Messaged up the ass

AllNovaScotia.com has a good piece this morning by Paul McLeod (subscribe!) detailing the obsessive control Premier Darrell Dexter’s office exercises over all departmental communications, to the point that answers to even the most routine and trivial inquiries often wait hours for a nod of approval from the Central Committee.

In a companion piece by McLeod,  ex-Premier Rodney MacDonald’s Communications Director Wade Keller, now toiling for Labatt’s, endorses the Dexter government’s approach as necessary for managing the government’s message.

Trouble is, communications during Rodney MacDonald’s brief term were atrocious—precisely because of excessive message management. As one of Keller’s predecessors aptly put it, the young premier always sounded “messaged up the ass.”

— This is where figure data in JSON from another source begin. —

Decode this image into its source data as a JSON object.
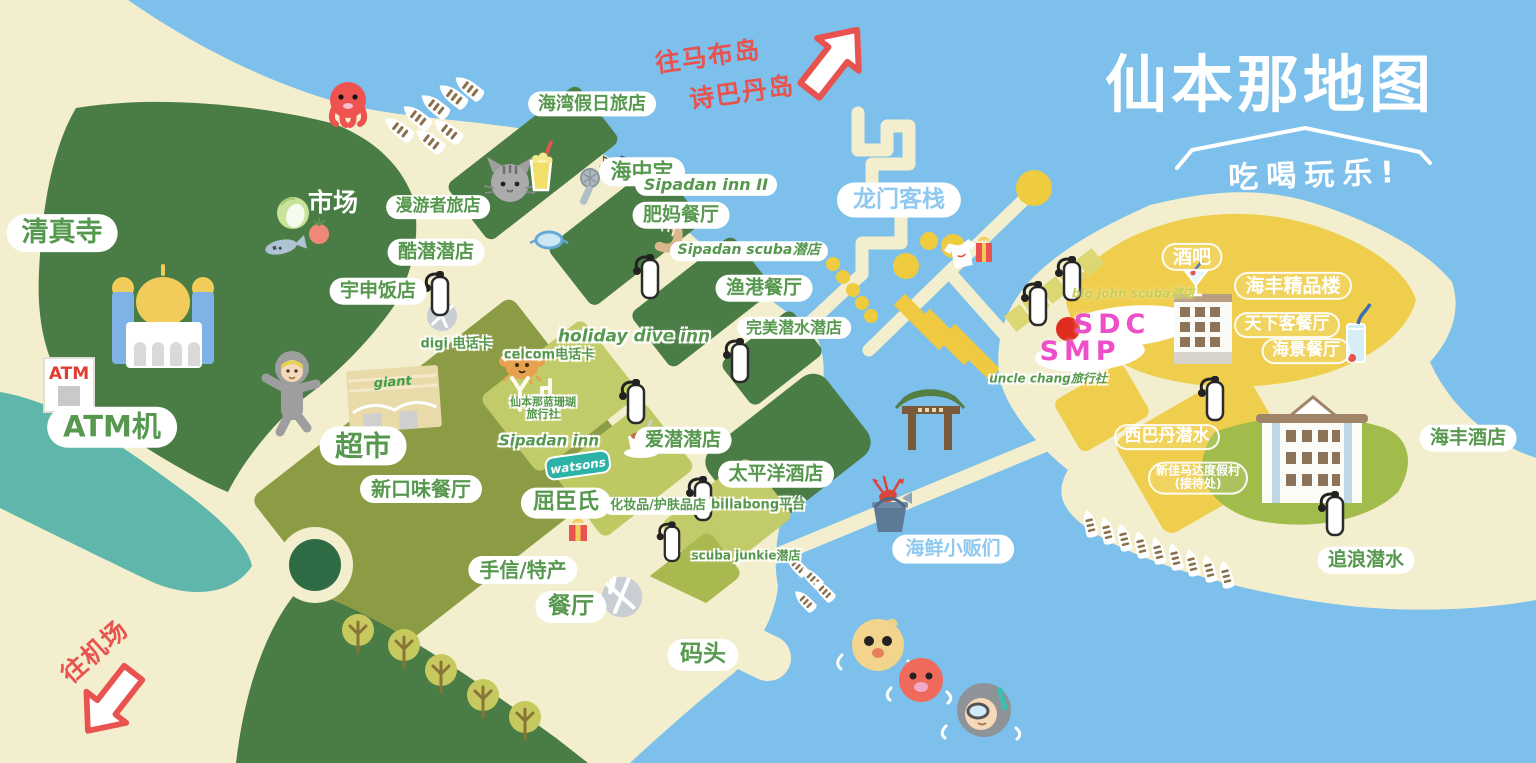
{
  "title": {
    "main": "仙本那地图",
    "subtitle": "吃喝玩乐!"
  },
  "colors": {
    "sea": "#7CC0EB",
    "sand": "#F3EFCE",
    "island_green": "#4A7D45",
    "olive": "#8C9C44",
    "light_green": "#C2CB69",
    "teal_water": "#5FB7AB",
    "yellow_island": "#F0CE4D",
    "label_green": "#56984E",
    "label_blue": "#8FC9F0",
    "accent_red": "#E8524F",
    "accent_magenta": "#EC4FC8",
    "watsons_teal": "#2AB3A6"
  },
  "signs": {
    "atm": "ATM",
    "giant": "giant",
    "watsons": "watsons",
    "notes": "♪ ♫"
  },
  "directions": [
    {
      "id": "to-mabul",
      "text": "往马布岛 诗巴丹岛",
      "arrow": "up-right"
    },
    {
      "id": "to-airport",
      "text": "往机场",
      "arrow": "down-left"
    }
  ],
  "markers": [
    {
      "id": "sdc",
      "text": "SDC",
      "dot": "red"
    },
    {
      "id": "smp",
      "text": "SMP"
    }
  ],
  "icons": [
    "octopus-icon",
    "boat-icon",
    "cat-icon",
    "milkshake-icon",
    "microphone-icon",
    "music-notes-icon",
    "shrimp-icon",
    "cabbage-icon",
    "tomato-icon",
    "fish-icon",
    "dive-goggles-icon",
    "scuba-tank-icon",
    "mosque-illustration",
    "atm-booth",
    "diver-character",
    "supermarket-building",
    "crab-icon",
    "signal-tower-icon",
    "teacup-icon",
    "gift-box-icon",
    "tshirt-icon",
    "plate-cutlery-icon",
    "tree-icon",
    "roundabout",
    "chinese-gate",
    "lobster-bucket-icon",
    "duck-swimmer-icon",
    "octopus-swimmer-icon",
    "snorkeler-icon",
    "hotel-building",
    "resort-building",
    "martini-icon",
    "tall-drink-icon",
    "buoy-icon",
    "dock-slab",
    "location-dot",
    "direction-arrow-icon"
  ],
  "labels": [
    {
      "id": "qingzhensi",
      "t": "清真寺",
      "x": 62,
      "y": 233,
      "fs": 27,
      "st": "gb"
    },
    {
      "id": "atm-ji",
      "t": "ATM机",
      "x": 112,
      "y": 427,
      "fs": 29,
      "st": "gb"
    },
    {
      "id": "shichang",
      "t": "市场",
      "x": 333,
      "y": 203,
      "fs": 25,
      "st": "ws"
    },
    {
      "id": "manyouzhe",
      "t": "漫游者旅店",
      "x": 438,
      "y": 207,
      "fs": 17,
      "st": "gb"
    },
    {
      "id": "kuqian",
      "t": "酷潜潜店",
      "x": 436,
      "y": 252,
      "fs": 19,
      "st": "gb"
    },
    {
      "id": "yushen",
      "t": "宇申饭店",
      "x": 378,
      "y": 291,
      "fs": 19,
      "st": "gb"
    },
    {
      "id": "haiwan",
      "t": "海湾假日旅店",
      "x": 592,
      "y": 104,
      "fs": 18,
      "st": "gb"
    },
    {
      "id": "haizhongbao",
      "t": "海中宝",
      "x": 642,
      "y": 172,
      "fs": 21,
      "st": "gb"
    },
    {
      "id": "sipadan-inn-2",
      "t": "Sipadan inn II",
      "x": 706,
      "y": 185,
      "fs": 16,
      "st": "gb",
      "it": 1
    },
    {
      "id": "feima",
      "t": "肥妈餐厅",
      "x": 681,
      "y": 215,
      "fs": 19,
      "st": "gb"
    },
    {
      "id": "sipadan-scuba",
      "t": "Sipadan scuba潜店",
      "x": 749,
      "y": 251,
      "fs": 14,
      "st": "gb",
      "it": 1
    },
    {
      "id": "yugang",
      "t": "渔港餐厅",
      "x": 764,
      "y": 288,
      "fs": 19,
      "st": "gb"
    },
    {
      "id": "holiday-dive-inn",
      "t": "holiday dive inn",
      "x": 634,
      "y": 337,
      "fs": 17,
      "st": "gs",
      "it": 1
    },
    {
      "id": "wanmei",
      "t": "完美潜水潜店",
      "x": 794,
      "y": 328,
      "fs": 16,
      "st": "gb"
    },
    {
      "id": "digi",
      "t": "digi 电话卡",
      "x": 456,
      "y": 345,
      "fs": 13,
      "st": "gs"
    },
    {
      "id": "celcom",
      "t": "celcom电话卡",
      "x": 549,
      "y": 356,
      "fs": 13,
      "st": "gs"
    },
    {
      "id": "lanshanhu",
      "lines": [
        "仙本那蓝珊瑚",
        "旅行社"
      ],
      "x": 543,
      "y": 409,
      "fs": 11,
      "st": "gs"
    },
    {
      "id": "sipadan-inn",
      "t": "Sipadan inn",
      "x": 549,
      "y": 441,
      "fs": 15,
      "st": "gs",
      "it": 1
    },
    {
      "id": "quchenshi",
      "t": "屈臣氏",
      "x": 566,
      "y": 503,
      "fs": 22,
      "st": "gb"
    },
    {
      "id": "huazhuangpin",
      "t": "化妆品/护肤品店",
      "x": 658,
      "y": 506,
      "fs": 13,
      "st": "gb"
    },
    {
      "id": "aiqian",
      "t": "爱潜潜店",
      "x": 683,
      "y": 440,
      "fs": 19,
      "st": "gb"
    },
    {
      "id": "chaoshi",
      "t": "超市",
      "x": 363,
      "y": 446,
      "fs": 28,
      "st": "gb"
    },
    {
      "id": "xinkouwei",
      "t": "新口味餐厅",
      "x": 421,
      "y": 489,
      "fs": 20,
      "st": "gb"
    },
    {
      "id": "shouxin",
      "t": "手信/特产",
      "x": 523,
      "y": 570,
      "fs": 20,
      "st": "gb"
    },
    {
      "id": "canting",
      "t": "餐厅",
      "x": 571,
      "y": 607,
      "fs": 23,
      "st": "gb"
    },
    {
      "id": "taipingyang",
      "t": "太平洋酒店",
      "x": 776,
      "y": 474,
      "fs": 19,
      "st": "gb"
    },
    {
      "id": "billabong",
      "t": "billabong平台",
      "x": 758,
      "y": 506,
      "fs": 13,
      "st": "gs"
    },
    {
      "id": "scuba-junkie",
      "t": "scuba junkie潜店",
      "x": 746,
      "y": 556,
      "fs": 12,
      "st": "gs"
    },
    {
      "id": "matou",
      "t": "码头",
      "x": 703,
      "y": 655,
      "fs": 23,
      "st": "gb"
    },
    {
      "id": "longmen",
      "t": "龙门客栈",
      "x": 899,
      "y": 200,
      "fs": 23,
      "st": "bb"
    },
    {
      "id": "haixian",
      "t": "海鲜小贩们",
      "x": 953,
      "y": 549,
      "fs": 19,
      "st": "bb"
    },
    {
      "id": "jiuba",
      "t": "酒吧",
      "x": 1192,
      "y": 257,
      "fs": 19,
      "st": "wo"
    },
    {
      "id": "bigjohn",
      "t": "big john scuba潜店",
      "x": 1133,
      "y": 294,
      "fs": 12,
      "st": "ys"
    },
    {
      "id": "unclechang",
      "t": "uncle chang旅行社",
      "x": 1048,
      "y": 379,
      "fs": 12,
      "st": "gs",
      "it": 1
    },
    {
      "id": "haifengjingpin",
      "t": "海丰精品楼",
      "x": 1293,
      "y": 286,
      "fs": 19,
      "st": "wo"
    },
    {
      "id": "tianxiake",
      "t": "天下客餐厅",
      "x": 1287,
      "y": 325,
      "fs": 17,
      "st": "wo"
    },
    {
      "id": "haijing",
      "t": "海景餐厅",
      "x": 1306,
      "y": 351,
      "fs": 17,
      "st": "wo"
    },
    {
      "id": "xibadan",
      "t": "西巴丹潜水",
      "x": 1167,
      "y": 437,
      "fs": 17,
      "st": "wo"
    },
    {
      "id": "xinjiamada",
      "lines": [
        "新佳马达度假村",
        "(接待处)"
      ],
      "x": 1198,
      "y": 478,
      "fs": 12,
      "st": "wo"
    },
    {
      "id": "haifengjiudian",
      "t": "海丰酒店",
      "x": 1468,
      "y": 438,
      "fs": 19,
      "st": "gb"
    },
    {
      "id": "zhuilang",
      "t": "追浪潜水",
      "x": 1366,
      "y": 560,
      "fs": 19,
      "st": "gb"
    },
    {
      "id": "sdc",
      "t": "SDC",
      "x": 1112,
      "y": 325,
      "fs": 27,
      "st": "mg"
    },
    {
      "id": "smp",
      "t": "SMP",
      "x": 1080,
      "y": 352,
      "fs": 27,
      "st": "mg"
    },
    {
      "id": "to-mabul-1",
      "t": "往马布岛",
      "x": 708,
      "y": 57,
      "fs": 25,
      "st": "red",
      "rot": -8
    },
    {
      "id": "to-mabul-2",
      "t": "诗巴丹岛",
      "x": 742,
      "y": 93,
      "fs": 25,
      "st": "red",
      "rot": -8
    },
    {
      "id": "to-airport",
      "t": "往机场",
      "x": 95,
      "y": 652,
      "fs": 25,
      "st": "red",
      "rot": -42
    }
  ]
}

Dexter government communications are starting to sound the same way. When you find the phrase “for today’s families” inserted into every freaking news release and government document, the words lose their intended warm syrupy meaning and take on a completely contrary impact, i.e.: “This government thinks I’m an idiot and is trying to manipulate me with focus group-tested cliches.”

As someone who feels sympathy for the multifarious problems facing government, but dismay at Dexter & Company’s slow pace in tackling them, I offer this friendly advice: retire the witless party slogans, ease up on the controls, and let the (mostly very capable) folks at CNS do their jobs.